Accretionary lapilli formed by the eruption of Sakurajima volcano

Accretionary lapilli were formed by the eruption of Sakurajima volcano on the 22nd of May, 1983. The accretionary lapilli have been studied mineralogically. Each accretionary lapillus contains commonly crystals of gypsum and spherical vacant spaces. The gypsum was formed due to the reaction of moisture and sulfide which adhered to the surface of volcanic ash, and the spherical vacant spaces were bubbles formed in the fine particles of ash. Gypsum crystals were not found in the fresh volcanic ash from Sakurajima, but gypsum crystallized after the fresh volcanic ash got wet with water. Presence of gypsum crystals and bubbles in the accretionary lapilli suggests that fine particles of volcanic ash and moist condition are the most basic conditions amongst many conditions for the formation of accretionary lapilli.

Primitive olivine tholeiite from the Ryozen district, northeastern part of Fukushima Prefecture, Northeast Japan

High magnesian olivine basalts of lower Miocene age are distributed in the Ryozen district of the northeastern part of Fukushima Prefecture, Northeast Japan. Olivine basalts have low FeO^*/MgO ratios (0.68-1.17) and high Cr contents (323-1193ppm). The olivine basalt R09 is sparsely phyric (phenocrysts of olivine and chromite 10⟨vol%), and the olivine phenocrysts have narrow compositional range (Fo=85-89) and high NiO contents (0.24-0.32%). The olivine phenocrysts of the olivine basalt R09 contain chromite only as inclusion. Fe-Mg partitioning of the olivine basalt R09 suggests that phenocryst of magnesian olivine (Fo=87) is in equilibrium with coexisting liquid (=groundmass).
These features strongly indicate that the olivine basalt R09 has primitive nature in chemical composition and may represent the primary olivine tholeiitic magma generated in the upper mantle.
Differentiated basalts having relatively high FeO^*/MgO ratios may be produced from the primary magma by the fractionation of magnesian olivine, chromite and clinopyroxene.

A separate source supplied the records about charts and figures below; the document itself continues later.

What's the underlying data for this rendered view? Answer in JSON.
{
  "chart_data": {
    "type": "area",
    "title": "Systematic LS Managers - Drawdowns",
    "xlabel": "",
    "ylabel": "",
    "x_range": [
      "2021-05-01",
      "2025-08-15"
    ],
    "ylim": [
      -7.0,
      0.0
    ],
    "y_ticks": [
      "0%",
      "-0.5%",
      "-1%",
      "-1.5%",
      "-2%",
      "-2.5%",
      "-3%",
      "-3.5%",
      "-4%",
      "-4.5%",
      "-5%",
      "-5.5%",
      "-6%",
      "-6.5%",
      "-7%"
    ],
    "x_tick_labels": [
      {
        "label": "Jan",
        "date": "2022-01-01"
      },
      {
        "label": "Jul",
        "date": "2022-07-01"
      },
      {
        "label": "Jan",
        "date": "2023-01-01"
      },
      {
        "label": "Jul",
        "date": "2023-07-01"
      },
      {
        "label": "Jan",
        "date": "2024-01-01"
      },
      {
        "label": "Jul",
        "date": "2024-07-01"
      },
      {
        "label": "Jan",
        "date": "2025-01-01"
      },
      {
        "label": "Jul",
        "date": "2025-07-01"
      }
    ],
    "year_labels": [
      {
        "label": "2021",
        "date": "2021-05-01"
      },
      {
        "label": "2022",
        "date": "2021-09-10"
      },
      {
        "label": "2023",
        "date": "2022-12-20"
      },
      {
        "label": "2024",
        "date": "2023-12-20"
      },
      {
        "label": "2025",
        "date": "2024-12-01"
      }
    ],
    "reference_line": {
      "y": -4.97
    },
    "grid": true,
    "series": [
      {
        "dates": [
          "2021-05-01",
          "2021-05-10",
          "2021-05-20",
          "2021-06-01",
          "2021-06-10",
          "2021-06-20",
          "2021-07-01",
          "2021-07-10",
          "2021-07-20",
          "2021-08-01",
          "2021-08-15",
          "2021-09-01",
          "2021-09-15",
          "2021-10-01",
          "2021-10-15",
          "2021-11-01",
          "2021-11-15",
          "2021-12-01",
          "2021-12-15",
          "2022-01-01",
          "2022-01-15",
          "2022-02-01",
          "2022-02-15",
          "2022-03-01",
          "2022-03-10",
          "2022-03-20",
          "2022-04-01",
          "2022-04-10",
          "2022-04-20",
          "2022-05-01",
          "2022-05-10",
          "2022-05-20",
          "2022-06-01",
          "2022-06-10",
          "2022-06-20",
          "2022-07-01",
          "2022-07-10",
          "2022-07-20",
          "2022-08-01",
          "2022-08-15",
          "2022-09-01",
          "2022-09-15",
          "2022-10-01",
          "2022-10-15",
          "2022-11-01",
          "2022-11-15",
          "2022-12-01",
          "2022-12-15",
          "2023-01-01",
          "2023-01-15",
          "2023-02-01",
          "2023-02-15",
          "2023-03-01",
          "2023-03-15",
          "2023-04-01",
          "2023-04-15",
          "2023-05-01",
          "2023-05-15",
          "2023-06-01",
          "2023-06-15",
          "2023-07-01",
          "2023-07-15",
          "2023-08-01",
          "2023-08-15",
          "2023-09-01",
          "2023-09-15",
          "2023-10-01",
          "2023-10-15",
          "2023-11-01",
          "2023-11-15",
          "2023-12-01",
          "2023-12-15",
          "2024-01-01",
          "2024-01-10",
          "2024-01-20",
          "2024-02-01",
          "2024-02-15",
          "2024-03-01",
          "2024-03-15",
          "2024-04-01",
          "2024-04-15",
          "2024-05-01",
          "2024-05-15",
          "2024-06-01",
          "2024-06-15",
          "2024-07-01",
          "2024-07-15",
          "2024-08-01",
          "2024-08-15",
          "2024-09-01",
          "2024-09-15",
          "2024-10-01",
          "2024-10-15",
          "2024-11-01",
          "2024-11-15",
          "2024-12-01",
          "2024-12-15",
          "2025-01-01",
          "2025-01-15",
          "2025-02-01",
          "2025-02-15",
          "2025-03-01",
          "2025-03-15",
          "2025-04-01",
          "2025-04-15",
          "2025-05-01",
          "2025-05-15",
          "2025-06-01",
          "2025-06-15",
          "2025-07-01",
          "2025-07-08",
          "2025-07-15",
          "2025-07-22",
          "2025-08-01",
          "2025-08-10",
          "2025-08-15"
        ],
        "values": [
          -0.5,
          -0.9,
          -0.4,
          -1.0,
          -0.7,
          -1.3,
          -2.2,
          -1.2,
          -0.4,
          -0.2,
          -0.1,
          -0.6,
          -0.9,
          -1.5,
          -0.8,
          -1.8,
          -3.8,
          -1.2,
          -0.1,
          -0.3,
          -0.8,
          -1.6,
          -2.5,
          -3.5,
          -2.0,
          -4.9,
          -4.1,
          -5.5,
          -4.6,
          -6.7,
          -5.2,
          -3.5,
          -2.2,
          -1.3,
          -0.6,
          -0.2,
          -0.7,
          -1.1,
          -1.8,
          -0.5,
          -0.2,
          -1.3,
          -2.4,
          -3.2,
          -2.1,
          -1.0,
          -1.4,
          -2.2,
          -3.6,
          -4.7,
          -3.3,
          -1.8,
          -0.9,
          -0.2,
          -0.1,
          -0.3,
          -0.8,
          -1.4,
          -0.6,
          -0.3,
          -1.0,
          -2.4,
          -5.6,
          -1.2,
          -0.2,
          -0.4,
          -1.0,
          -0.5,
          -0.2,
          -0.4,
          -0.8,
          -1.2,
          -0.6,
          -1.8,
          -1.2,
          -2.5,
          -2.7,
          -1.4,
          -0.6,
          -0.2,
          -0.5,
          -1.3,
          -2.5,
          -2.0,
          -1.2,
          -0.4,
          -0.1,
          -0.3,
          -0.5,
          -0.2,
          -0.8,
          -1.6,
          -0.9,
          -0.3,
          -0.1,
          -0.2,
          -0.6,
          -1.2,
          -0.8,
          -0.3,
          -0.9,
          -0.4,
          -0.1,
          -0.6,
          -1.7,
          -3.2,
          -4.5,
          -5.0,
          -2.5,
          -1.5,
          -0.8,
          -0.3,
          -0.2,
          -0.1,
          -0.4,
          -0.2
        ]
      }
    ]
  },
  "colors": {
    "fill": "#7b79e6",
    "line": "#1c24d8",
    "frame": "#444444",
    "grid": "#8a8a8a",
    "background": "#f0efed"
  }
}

Petrology of Chokai volcano, northeastern Japan.

Chemical compositions of the rock-forming minerals in a high-alumina basalt, calc-alkaline basalts, calc-alkaline andesites from Chokai volcano were analyzed with the electron microanalyzer. The rocks of the Chokai volcano can be divided into olivine-bearing and olivine-free types on the basis of their mineralogical character. The cores of phenocryst (orthopyroxene, clinopyroxene, plagioclase and magnetite) in the olivine-free calc-alkaline andesite of stage I are unimodal in chemical compositions, and the rim of phenocrysts and microphenocrysts have similar composition to the core of the respective phenocryst. These phenocrysts tend to change the chemical composition with increasing differentiation of the host andesite. The olivine-free andesite of stage IIc is also characterized by the unimodal phenocryst compositions. The phenocrysts of olivine-bearing rocks (high-alumina basalt and olivine-bearing calc-alkaline andesite of stage I, and most of the rocks from stage II and stage III) have normally-zoned phenocrysts (olivine, calcic plagioclase and magnesian clinopyroxene) and reversely-zoned phenocrysts (sodic plagioclase, ferriferous clinopyroxene and hypersthene) in the same rock. The cores of the phenocrysts are almost constant in composition regardless of the bulk chemical compositions of the host rocks.